Furthermore, the initial reports on the effects of hemolysis during blood collection and processing, published in 2011, suggested that hemolysis can significantly affect the levels of specific miRNAs in hemolyzed samples, particularly miR-92a, a potential biomarker in various cancers [14]. Hemolysis is an important factor to consider in miRNA studies. Additionally, several studies have provided strong evidence that the levels of miR-16, commonly used as reference gene, are associated with hemolysis, as determined by spectrophotometric measurements [12,13,20]. However, our results show no correlation between miR-16 levels and hemolysis across the different conditions, even after applying a cut-off of <0.2 (Figure 4). These findings suggest that, although miRNAs may be associated with red blood cells, there is no direct correlation between hemolysis and altered miR-16 levels, supporting its use as an accepted control in miRNA analysis.

Furthermore, as shown in Figure 3, differences in the type of preservative between EDTA and ST tubes significantly influence hemolysis, measured as OD at 414 nm. Our results indicate that EDTA tubes are more prone to hemolysis, displaying significantly higher hemolysis levels compared to ST tubes, regardless of the number of centrifugations performed.

In this study, we compared miRNA levels across different collection tubes and centrifugation steps. Our results indicate that for both EDTA and ST-2 conditions, where a second high-speed centrifugation step was performed, miRNA levels were lower compared to ST-1. However, for miR-375, its levels increased following the second high-speed centrifugation, suggesting that it may be associated with other biomolecules, such as lipoproteins or exosomes, which hinder its detection and are released during high-speed centrifugation. Therefore, we demonstrate that the processing steps, rather than the type of collection tube, primarily determine the levels of the miRNAs analyzed.

Interestingly, we observed statistically significant differences in miRNA levels across different conditions when comparing groups (Figure 1 and Figure 2); however, no correlation was found within individual samples (Figures S5–S7). This may be explained by the presence of uncontrolled factors that could influence variability within groups but not between groups. Such factors may dilute the correlation within individual samples, while not necessarily affecting the differences in miRNA levels between groups.

However, a larger sample size and the inclusion of EDTA tubes processed with a single centrifugation step are required to achieve more robust results.

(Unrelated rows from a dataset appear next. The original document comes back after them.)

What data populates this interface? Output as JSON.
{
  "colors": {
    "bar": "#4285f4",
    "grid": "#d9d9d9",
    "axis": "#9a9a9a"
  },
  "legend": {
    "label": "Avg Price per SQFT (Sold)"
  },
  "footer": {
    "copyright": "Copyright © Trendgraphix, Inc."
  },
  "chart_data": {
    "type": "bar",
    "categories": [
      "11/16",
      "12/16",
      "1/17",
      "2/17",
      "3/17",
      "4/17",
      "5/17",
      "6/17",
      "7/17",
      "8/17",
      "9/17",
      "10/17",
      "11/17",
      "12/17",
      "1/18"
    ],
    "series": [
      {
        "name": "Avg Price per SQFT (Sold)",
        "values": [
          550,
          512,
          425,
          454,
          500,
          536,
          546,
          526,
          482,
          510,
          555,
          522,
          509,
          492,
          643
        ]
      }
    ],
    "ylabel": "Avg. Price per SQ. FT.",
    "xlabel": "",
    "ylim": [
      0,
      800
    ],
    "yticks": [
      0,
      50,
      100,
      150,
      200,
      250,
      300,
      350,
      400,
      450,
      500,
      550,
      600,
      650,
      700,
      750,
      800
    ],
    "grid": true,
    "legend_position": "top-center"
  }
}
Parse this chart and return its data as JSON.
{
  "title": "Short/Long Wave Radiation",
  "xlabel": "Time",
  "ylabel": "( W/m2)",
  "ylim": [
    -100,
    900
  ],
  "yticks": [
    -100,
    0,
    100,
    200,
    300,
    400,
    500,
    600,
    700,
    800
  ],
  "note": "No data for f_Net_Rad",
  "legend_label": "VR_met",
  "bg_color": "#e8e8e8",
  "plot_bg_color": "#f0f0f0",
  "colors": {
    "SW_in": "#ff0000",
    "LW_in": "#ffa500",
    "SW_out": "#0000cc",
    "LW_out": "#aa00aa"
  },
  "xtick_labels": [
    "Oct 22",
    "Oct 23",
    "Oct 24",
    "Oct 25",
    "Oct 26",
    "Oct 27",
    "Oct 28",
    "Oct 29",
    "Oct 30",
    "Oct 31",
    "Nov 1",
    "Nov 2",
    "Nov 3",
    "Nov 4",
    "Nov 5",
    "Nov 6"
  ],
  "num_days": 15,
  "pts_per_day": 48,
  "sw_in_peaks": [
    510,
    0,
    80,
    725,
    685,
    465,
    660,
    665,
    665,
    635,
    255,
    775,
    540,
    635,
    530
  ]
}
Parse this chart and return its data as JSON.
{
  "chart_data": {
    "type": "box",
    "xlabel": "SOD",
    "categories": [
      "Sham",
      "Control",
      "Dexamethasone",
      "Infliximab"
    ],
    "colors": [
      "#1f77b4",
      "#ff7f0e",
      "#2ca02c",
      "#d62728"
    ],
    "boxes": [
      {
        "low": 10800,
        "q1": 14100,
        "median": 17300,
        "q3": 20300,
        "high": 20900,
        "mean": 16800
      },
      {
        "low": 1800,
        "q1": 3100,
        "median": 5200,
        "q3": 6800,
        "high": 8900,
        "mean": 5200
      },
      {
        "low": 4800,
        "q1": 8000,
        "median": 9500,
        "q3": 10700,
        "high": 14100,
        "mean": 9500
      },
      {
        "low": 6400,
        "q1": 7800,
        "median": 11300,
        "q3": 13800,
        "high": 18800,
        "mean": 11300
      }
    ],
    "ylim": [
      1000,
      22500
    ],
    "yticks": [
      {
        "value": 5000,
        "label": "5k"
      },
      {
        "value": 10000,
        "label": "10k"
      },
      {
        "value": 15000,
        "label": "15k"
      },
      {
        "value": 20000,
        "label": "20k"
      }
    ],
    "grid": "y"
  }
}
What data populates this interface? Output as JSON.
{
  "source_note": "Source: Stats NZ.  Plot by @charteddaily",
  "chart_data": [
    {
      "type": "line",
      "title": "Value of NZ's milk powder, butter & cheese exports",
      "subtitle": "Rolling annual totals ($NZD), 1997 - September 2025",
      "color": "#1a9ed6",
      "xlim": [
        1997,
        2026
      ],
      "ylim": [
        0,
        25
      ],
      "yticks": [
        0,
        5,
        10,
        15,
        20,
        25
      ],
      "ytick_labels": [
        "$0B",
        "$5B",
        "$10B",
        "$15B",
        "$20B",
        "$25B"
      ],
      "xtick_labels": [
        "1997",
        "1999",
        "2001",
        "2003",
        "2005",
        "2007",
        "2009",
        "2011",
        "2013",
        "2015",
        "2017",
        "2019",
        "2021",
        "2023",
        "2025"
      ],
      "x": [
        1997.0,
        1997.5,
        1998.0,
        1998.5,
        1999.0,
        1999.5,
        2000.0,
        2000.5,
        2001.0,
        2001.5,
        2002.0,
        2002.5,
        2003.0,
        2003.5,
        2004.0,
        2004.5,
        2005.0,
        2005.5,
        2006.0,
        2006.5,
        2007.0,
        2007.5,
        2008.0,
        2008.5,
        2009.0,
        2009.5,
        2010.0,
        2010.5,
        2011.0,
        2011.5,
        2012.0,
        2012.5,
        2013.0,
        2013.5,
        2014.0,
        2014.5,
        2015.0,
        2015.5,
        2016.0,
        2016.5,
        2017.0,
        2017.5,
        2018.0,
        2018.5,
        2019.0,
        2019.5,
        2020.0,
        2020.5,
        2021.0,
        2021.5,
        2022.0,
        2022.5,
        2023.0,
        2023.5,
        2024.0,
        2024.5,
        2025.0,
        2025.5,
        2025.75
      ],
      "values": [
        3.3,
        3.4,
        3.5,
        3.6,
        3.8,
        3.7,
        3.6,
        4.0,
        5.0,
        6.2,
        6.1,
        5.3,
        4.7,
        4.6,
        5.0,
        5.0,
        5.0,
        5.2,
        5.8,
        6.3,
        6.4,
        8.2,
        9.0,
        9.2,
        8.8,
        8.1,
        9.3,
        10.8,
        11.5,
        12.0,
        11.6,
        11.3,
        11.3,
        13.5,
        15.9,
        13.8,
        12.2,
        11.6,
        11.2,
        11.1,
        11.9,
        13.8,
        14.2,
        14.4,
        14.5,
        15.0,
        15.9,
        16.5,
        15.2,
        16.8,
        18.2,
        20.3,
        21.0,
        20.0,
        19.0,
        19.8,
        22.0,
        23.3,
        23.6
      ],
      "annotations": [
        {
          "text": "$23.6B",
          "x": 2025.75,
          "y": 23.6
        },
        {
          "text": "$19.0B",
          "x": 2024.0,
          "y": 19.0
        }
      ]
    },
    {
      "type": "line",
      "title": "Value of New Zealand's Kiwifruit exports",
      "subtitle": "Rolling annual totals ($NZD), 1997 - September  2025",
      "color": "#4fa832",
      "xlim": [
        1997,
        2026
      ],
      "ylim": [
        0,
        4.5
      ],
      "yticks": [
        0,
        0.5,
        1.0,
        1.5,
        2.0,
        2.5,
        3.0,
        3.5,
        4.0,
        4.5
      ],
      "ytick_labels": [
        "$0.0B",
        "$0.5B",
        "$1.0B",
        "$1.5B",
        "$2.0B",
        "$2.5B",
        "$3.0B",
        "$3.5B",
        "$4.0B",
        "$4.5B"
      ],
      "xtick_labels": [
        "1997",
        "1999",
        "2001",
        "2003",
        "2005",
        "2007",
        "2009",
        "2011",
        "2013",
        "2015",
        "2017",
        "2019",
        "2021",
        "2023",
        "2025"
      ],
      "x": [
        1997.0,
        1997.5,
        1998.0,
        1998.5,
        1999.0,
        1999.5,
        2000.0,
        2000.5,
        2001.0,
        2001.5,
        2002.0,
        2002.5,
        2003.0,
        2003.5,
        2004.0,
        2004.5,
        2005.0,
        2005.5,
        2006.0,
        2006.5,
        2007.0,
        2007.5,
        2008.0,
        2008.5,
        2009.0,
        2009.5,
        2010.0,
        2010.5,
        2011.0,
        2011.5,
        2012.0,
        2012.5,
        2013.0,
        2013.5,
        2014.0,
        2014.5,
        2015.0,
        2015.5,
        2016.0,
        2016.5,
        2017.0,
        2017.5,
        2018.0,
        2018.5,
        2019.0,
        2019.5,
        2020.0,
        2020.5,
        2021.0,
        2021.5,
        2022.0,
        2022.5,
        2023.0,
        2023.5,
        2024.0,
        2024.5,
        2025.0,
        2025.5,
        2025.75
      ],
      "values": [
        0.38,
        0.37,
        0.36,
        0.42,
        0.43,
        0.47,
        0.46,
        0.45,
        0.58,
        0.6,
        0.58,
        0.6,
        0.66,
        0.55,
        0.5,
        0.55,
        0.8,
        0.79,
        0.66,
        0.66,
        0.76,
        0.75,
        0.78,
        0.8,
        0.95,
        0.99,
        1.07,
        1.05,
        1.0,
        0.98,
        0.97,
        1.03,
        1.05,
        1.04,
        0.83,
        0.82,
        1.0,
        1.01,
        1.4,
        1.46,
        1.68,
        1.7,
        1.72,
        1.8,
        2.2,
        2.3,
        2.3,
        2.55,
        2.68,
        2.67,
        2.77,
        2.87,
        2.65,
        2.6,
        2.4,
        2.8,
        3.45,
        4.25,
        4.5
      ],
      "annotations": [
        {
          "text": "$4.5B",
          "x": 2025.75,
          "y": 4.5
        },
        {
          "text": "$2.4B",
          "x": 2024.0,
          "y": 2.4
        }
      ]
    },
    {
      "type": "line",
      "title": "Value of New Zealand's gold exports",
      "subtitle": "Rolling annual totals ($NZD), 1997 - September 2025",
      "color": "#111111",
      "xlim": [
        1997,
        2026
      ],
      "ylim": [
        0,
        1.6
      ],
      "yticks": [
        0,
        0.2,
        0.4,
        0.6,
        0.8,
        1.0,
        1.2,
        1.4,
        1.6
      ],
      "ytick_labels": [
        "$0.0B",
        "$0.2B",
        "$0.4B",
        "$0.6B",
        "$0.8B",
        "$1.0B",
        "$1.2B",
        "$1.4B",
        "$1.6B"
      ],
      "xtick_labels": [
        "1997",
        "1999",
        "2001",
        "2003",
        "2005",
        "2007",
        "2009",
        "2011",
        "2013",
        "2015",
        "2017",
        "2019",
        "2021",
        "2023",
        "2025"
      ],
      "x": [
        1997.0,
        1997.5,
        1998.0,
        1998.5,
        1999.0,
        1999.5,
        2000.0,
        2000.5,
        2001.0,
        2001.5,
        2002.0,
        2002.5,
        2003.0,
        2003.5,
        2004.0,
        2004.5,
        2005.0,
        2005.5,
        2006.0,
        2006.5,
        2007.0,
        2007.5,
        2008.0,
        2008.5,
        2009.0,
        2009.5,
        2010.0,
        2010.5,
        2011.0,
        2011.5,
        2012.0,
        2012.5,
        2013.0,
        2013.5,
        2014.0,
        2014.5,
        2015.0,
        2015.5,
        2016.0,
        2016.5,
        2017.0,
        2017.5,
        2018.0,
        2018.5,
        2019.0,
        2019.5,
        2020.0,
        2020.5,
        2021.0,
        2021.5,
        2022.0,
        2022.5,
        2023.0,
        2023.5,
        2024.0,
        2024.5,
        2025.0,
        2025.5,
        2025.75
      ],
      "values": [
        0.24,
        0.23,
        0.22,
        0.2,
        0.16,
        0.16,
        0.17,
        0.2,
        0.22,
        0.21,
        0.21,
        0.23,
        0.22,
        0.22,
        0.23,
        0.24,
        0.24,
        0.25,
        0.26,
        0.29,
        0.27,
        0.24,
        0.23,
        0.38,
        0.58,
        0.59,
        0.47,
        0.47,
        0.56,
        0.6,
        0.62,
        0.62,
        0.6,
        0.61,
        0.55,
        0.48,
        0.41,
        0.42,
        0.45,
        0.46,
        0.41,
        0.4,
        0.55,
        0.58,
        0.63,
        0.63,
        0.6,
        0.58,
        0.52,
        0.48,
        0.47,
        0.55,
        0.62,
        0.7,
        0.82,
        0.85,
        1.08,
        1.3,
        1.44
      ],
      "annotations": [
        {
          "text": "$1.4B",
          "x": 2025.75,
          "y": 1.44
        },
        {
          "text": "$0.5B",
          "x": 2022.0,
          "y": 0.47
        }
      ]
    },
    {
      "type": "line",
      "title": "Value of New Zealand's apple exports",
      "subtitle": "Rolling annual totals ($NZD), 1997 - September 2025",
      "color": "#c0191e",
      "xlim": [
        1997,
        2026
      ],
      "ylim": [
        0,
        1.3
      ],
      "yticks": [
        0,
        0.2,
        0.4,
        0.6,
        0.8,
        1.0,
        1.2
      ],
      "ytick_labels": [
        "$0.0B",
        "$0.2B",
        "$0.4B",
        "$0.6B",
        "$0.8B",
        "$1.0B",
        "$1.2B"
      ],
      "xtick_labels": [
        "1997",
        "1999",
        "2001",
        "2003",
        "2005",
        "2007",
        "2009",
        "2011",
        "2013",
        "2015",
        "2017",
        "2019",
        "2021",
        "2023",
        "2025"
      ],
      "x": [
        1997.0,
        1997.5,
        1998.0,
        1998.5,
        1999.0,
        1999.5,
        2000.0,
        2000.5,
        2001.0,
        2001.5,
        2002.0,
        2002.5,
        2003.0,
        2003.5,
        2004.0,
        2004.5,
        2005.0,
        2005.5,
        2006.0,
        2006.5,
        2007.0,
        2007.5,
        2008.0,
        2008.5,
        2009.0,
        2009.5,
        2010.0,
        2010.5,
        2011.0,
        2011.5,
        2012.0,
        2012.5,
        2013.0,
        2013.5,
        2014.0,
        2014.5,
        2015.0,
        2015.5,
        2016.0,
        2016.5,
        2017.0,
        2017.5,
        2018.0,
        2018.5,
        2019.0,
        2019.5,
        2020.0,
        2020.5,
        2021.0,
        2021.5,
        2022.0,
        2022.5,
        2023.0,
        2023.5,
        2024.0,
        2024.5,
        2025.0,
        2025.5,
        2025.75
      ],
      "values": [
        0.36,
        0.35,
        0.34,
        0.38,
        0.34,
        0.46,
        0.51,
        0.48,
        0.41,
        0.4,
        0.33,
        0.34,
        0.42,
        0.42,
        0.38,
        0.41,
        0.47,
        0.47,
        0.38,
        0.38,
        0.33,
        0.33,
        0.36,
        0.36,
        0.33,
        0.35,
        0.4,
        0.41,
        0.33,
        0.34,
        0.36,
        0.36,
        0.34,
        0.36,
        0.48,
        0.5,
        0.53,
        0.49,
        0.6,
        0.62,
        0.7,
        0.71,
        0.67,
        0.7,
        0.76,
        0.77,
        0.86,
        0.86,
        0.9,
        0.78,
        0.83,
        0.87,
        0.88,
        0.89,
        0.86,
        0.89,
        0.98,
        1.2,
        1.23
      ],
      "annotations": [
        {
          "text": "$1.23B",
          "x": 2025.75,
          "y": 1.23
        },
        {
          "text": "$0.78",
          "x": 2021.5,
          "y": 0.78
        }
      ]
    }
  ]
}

All these results show the importance of considering preanalytical conditions to obtain comparable results, since small variations in these steps can lead to obtaining different conclusions, as has been demonstrated in the present study. Despite the high variability among SOPs for biofluid analysis [28], it is strongly recommended to use the SPREC code to document all preanalytical variables. This approach enables the identification of samples processed under similar conditions, thereby facilitating robust and highly reproducible results.

5. Conclusions

In conclusion, hemolysis levels should be assessed in every single study as it could be significantly affecting the miRNAs analysis, while blood collection using ST tubes could decrease hemolysis. Additionally, while a second high-speed centrifugation step typically reduces miRNA levels, the optimal processing procedures should be tailored for each study based on its specific objectives and the miRNAs being assessed. Hence, the comparison of results among studies that do not follow the same procedure is not appropriate as a number of biases might affect the consistency of the analytical results.